How examples are represented
Multimodal examples follow the same chat shape as text examples, with image content attached to the user message. The target remains an assistant response, so you can keep training toward strict JSON, Markdown, CSV-like text, or a short classification label.
{
"messages": [
{
"role": "user",
"content": [
{ "type": "image" },
{ "type": "text", "text": "Extract invoice fields as strict JSON." }
]
},
{
"role": "assistant",
"content": "{\"vendor\":\"Acme Ltd\",\"total\":\"1240.50\"}"
}
],
"images": ["data:image/png;base64,..."]
}Tuned Tensor handles the model-side multimodal plumbing: image preparation, processor loading, training with visual inputs, artifact packaging, and candidate evaluation. The dataset author can stay focused on the behaviour contract.

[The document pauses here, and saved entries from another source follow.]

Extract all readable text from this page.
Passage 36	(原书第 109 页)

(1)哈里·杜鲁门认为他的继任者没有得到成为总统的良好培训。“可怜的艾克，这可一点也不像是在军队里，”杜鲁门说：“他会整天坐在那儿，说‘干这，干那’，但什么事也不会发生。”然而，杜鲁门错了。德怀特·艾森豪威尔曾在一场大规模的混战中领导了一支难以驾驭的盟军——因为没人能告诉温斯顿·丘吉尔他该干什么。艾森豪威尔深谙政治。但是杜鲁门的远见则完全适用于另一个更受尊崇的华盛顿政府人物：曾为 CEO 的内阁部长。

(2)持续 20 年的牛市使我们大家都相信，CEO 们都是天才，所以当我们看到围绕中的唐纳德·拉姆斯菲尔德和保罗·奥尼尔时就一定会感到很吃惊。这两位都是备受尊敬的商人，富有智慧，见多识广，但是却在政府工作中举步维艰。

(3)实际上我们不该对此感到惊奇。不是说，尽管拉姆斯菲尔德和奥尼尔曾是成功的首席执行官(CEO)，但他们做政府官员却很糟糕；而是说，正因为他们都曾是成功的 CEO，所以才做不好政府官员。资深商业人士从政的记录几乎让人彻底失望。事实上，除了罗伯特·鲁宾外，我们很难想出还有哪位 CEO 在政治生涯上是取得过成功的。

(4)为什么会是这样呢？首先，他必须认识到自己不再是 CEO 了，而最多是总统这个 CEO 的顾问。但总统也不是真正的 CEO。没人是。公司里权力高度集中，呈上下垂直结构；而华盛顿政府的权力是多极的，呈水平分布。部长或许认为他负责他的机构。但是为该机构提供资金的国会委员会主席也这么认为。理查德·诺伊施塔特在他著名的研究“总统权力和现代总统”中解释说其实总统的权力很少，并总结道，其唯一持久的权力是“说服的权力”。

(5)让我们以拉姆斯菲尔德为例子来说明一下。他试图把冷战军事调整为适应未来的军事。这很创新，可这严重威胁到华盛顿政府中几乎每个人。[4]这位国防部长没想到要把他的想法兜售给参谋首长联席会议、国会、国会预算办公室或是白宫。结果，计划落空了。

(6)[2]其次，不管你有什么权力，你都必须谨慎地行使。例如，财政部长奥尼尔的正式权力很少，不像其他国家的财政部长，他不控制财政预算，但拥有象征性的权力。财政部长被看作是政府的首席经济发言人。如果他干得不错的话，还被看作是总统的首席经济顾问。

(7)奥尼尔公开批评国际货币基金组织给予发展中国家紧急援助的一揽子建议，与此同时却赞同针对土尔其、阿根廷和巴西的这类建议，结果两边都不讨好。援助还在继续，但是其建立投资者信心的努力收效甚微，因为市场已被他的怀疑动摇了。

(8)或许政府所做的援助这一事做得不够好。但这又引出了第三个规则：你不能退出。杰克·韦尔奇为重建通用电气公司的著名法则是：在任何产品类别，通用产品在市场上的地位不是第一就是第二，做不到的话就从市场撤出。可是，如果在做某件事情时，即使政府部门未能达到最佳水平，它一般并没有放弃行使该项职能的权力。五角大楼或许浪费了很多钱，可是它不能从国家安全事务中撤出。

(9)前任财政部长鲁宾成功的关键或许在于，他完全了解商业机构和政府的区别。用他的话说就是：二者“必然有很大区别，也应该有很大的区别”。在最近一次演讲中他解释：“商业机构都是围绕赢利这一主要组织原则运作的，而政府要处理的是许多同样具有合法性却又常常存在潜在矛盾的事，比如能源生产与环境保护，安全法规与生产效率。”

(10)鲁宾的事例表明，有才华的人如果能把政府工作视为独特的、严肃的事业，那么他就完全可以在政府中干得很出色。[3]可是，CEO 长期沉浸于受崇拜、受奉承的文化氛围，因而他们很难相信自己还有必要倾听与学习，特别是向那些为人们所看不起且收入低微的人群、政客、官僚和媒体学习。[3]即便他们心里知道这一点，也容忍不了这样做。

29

What changes from text fine-tuning
The outer loop is the same, but multimodal fine-tuning adds a few practical pieces that text-only runs do not need.
Data
Rows include image payloads as well as messages
Processing
The Qwen3-VL processor travels with the model
Context
Images consume visual tokens before text output
Evaluation
Schema, fields, OCR text, and formatting matter
For document extraction, evaluation should usually be field-level: JSON validity, required keys, exact-match fields, date/currency normalization, table row accuracy, and whether the output is clean enough for the next system to consume without repair.
A better fit than generic OCR
Generic OCR is good when the task is simply “read this page.” Fine-tuning becomes useful when the same kind of document appears repeatedly and the business logic is hiding in the details: ambiguous labels, template-specific sections, noisy scans, local date formats, currency conventions, or fields that need to be inferred from layout.
A tuned Qwen3-VL workflow lets teams teach a small model those conventions directly. Instead of bolting a long prompt onto every request, you can train the behaviour into the model and evaluate it against the exact schema your application expects.
This is also where small multimodal models are most interesting: not as universal visual assistants, but as specialized extraction workers for a known document family.
Available now
Qwen/Qwen3-VL-2B-Instruct is now available as a multimodal base model in Tuned Tensor for OCR and document extraction workflows. You can use it when your task is best expressed as image plus instruction to structured JSON.
We are starting here deliberately. Multimodal input with structured text output fits Tuned Tensor’s core promise: small specialized models, behaviour specs, measurable regressions, and deployable artifacts. Broader vision tasks can come later; OCR and document extraction are the useful wedge today.